The Correct Option is D

Step 1: The equation of a plane bisecting the angle between two planes is given by the formula: \[ \frac{A_1 x + B_1 y + C_1 z + D_1}{\sqrt{A_1^2 + B_1^2 + C_1^2}} = \pm \frac{A_2 x + B_2 y + C_2 z + D_2}{\sqrt{A_2^2 + B_2^2 + C_2^2}}, \] where \( A_1x + B_1y + C_1z + D_1 = 0 \) and \( A_2x + B_2y + C_2z + D_2 = 0 \) are the two planes. 

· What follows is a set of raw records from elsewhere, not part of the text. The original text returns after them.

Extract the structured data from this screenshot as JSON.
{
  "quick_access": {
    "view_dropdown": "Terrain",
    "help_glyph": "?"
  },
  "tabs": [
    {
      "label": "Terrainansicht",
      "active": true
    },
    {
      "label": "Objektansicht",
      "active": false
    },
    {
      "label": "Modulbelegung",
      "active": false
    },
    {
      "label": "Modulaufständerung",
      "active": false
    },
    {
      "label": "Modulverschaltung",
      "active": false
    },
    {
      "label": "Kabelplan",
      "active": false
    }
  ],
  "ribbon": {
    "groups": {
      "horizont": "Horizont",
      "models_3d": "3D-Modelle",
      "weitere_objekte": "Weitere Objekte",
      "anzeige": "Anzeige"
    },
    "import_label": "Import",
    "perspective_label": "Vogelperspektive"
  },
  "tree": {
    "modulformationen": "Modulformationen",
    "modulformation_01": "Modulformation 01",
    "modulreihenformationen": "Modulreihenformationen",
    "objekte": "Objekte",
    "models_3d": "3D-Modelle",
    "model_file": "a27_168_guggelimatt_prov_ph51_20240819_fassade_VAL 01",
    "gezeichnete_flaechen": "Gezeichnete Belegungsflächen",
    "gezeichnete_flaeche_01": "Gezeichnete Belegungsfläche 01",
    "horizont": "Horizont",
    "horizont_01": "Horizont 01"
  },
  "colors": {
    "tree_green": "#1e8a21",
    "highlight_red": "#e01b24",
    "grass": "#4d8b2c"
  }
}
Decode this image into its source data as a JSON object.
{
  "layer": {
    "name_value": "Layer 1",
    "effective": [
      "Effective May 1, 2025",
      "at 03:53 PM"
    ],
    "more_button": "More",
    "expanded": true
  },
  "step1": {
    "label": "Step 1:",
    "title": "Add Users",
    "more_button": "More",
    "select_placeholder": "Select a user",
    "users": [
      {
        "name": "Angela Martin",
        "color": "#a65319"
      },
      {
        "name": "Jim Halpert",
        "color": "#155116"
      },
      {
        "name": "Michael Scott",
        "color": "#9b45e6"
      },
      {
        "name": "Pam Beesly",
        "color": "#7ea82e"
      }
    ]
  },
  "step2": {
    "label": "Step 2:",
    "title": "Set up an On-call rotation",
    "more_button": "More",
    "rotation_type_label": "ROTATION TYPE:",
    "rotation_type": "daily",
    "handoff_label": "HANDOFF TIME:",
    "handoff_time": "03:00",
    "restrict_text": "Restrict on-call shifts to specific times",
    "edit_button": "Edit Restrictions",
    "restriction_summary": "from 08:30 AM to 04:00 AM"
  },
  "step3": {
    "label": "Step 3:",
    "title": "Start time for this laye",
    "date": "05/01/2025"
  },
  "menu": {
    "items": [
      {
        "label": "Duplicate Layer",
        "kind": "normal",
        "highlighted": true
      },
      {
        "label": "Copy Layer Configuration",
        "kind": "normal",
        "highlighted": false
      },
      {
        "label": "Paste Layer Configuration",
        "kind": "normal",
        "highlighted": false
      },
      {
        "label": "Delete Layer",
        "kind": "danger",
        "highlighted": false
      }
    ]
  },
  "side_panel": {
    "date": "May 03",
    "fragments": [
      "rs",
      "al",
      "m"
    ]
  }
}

Step 2: For the given planes: - Plane 1: \( 3x - 6y + 2z + 5 = 0 \) has normal vector \( (3, -6, 2) \). - Plane 2: \( 4x - 12y + 3z - 3 = 0 \) has normal vector \( (4, -12, 3) \). Using the bisector formula, the plane equation is: \[ \frac{3x - 6y + 2z + 5}{\sqrt{3^2 + (-6)^2 + 2^2}} = \pm \frac{4x - 12y + 3z - 3}{\sqrt{4^2 + (-12)^2 + 3^2}}. \] After calculating, the result is \( 33x + 13y + 32z + 45 = 0 \), but this is not one of the options.